Faut-il taxer l'huile de palme ?

Publié le 19/11/2012

Les sénateurs ont décidé, mercredi 14 novembre, de quadrupler la taxe sur l'huile de palme qui entre dans la composition de la célèbre pâte à tartiner, au motif de la nocivité de cette huile pour la santé. Ils auraient mieux fait d'adopter cette "taxe Nutella" pour des considérations écologiques, peut-être plus justifiées. Une telle taxation est-elle de nature à modifier nos comportements alimentaires ou les pratiques des industriels ? On peut en douter.

Il faudrait, comme sur le tabac, qu'elle soit bien plus forte. Et encore... Certains de nos concitoyens, informés des ravages que provoquent le tabac, sont capables de mettre entre 6 et 7 euros par jour dans un paquet de cigarettes. Les "accros" du Nutella ne regarderont pas plus demain qu'aujourd'hui le prix de leur péché mignon (entre 5 et 10 euros le kilo). L'alimentation est un phénomène complexe. Quand on mange, on fait bien plus que se nourrir, nous disent les sociologues de l'alimentation et les psychanalystes.

Par contre, le raisonnement des sénateurs est, lui, d'une simplicité absolue. Ils ont surtout trouvé là un bon filon. Après les boissons sucrées, voici l'huile de palme, et demain les confiseries ou les produits salés et les boissons énergisantes... Taxer les produits alimentaires : voilà de quoi renflouer le budget de l'Etat ! Après tout pourquoi pas. Mais la justification de santé publique ne tient pas. Aucun aliment n'est nocif en lui-même.

L'impact de cette "taxe Nutella", si elle devait être ratifiée par les députés, est loin d'être négligeable. En effet, près d'un produit alimentaire industriel sur deux contient de l'huile de palme, peu chère par rapport à d'autres huiles, et qui rend des services aux industriels... mais aussi aux consommateurs.

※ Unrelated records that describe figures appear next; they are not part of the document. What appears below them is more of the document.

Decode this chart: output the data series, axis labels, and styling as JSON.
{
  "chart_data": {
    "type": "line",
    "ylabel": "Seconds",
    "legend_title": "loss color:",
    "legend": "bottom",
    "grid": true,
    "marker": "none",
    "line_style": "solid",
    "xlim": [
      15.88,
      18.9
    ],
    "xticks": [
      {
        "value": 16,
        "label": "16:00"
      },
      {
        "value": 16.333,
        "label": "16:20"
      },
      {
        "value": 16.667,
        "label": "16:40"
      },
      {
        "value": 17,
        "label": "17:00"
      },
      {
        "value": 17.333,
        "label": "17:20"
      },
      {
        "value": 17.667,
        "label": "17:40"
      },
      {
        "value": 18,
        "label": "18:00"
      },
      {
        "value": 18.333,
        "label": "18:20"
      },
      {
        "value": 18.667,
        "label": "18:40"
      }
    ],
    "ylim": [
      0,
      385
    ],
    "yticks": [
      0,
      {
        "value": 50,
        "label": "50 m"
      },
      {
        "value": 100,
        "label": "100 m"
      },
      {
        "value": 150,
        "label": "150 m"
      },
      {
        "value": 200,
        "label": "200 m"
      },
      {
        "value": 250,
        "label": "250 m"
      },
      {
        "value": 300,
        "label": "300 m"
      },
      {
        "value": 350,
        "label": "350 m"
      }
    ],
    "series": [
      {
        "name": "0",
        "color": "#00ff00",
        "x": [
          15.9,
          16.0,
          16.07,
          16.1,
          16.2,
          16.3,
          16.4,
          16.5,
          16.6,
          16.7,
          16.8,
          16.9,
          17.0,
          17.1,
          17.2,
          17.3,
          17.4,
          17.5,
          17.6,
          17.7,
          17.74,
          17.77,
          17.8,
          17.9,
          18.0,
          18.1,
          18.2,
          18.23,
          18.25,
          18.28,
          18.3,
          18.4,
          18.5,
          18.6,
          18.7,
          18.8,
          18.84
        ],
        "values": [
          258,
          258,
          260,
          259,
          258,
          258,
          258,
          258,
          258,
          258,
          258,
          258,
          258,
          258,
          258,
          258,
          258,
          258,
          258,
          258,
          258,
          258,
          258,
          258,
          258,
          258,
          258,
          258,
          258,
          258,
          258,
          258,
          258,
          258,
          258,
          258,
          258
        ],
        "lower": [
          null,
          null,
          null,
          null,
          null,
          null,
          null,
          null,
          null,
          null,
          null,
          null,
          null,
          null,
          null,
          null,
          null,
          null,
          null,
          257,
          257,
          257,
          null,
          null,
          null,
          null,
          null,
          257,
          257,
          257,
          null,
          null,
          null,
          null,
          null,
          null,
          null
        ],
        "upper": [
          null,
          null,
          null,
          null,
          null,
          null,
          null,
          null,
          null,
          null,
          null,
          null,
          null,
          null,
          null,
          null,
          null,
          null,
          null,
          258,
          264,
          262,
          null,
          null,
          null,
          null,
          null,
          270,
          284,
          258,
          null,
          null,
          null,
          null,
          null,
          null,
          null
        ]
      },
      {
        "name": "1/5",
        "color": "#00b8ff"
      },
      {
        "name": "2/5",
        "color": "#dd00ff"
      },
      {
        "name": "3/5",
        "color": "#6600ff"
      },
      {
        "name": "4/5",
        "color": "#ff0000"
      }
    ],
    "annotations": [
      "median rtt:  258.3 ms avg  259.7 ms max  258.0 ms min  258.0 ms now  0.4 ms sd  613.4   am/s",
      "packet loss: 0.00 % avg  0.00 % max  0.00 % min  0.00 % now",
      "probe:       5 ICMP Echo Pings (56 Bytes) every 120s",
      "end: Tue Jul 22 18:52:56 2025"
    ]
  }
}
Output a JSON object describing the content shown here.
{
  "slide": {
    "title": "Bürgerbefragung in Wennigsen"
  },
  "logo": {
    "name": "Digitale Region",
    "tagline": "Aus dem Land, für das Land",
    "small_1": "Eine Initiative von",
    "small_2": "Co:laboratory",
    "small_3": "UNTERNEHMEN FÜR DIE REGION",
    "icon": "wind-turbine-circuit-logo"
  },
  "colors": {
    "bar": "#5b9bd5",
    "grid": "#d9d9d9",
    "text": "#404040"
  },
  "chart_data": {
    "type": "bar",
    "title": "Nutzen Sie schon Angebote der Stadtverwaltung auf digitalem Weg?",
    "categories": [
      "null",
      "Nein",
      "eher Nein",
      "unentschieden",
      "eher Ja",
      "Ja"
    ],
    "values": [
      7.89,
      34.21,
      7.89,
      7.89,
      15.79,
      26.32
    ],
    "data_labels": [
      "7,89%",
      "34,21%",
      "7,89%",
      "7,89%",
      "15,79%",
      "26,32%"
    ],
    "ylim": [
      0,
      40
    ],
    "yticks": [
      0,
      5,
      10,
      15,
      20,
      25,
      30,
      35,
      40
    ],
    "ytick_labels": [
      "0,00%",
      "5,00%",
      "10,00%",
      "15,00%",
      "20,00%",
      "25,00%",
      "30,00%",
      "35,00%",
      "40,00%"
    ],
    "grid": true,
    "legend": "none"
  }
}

Selon les produits, elle leur confère de l'onctuosité ou du craquant, et permettent une bonne conservation, mais joue aussi sur leur goût.

Il est possible de remplacer l'huile de palme par des matières grasses qu'il faut hydrogéner pour avoir les mêmes propriétés : la technique, qui produit des acides gras saturés, est très décriée. Et en tout état de cause, cela reste de la matière grasse... Le jeu des substitutions est risqué. On le voit avec le sucre, diabolisé, et que l'on a remplacé par un produit d'origine chimique, l'aspartame, de plus en plus critiqué lui aussi.

"Si nos produits sont dangereux, qu'on les interdise !" a beau jeu de marteler Jean-René Buisson, le patron de l'Association nationale des industries agroalimentaires (Ania). Alors, nos industriels de l'agroalimentaire seraient-ils tout simplement les victimes d'un acharnement budgétaire ? Ce serait trop simple. Ils récoltent tout bonnement le fruit de près de vingt ans d'un marketing nutritionnel aberrant. Dont ils ont, eux aussi, fait leurs choux gras.

Avec l'aide de nutritionnistes plus ou moins bien intentionnés, ils nous ont vanté les vertus des oméga3 et des stérols végétaux bons pour nos coeurs, les mérites du bifidus pour résoudre tous nos problèmes de transit intestinal, ou de l'huile de bourrache pour améliorer notre teint... On en passe et des meilleures ! Des nutriments tous plus beaux les uns que les autres, accréditant l'idée qu'un seul ingrédient pouvait avoir un impact miracle sur notre santé. Tout discours nutritionnel qui s'écarte de la notion de régime alimentaire pour s'intéresser aux bienfaits ou aux méfaits de tel ou tel ingrédient n'est pas crédible. Qu'il sorte de la bouche d'un nutritionniste, d'un industriel de l'agroalimentaire... ou d'un sénateur.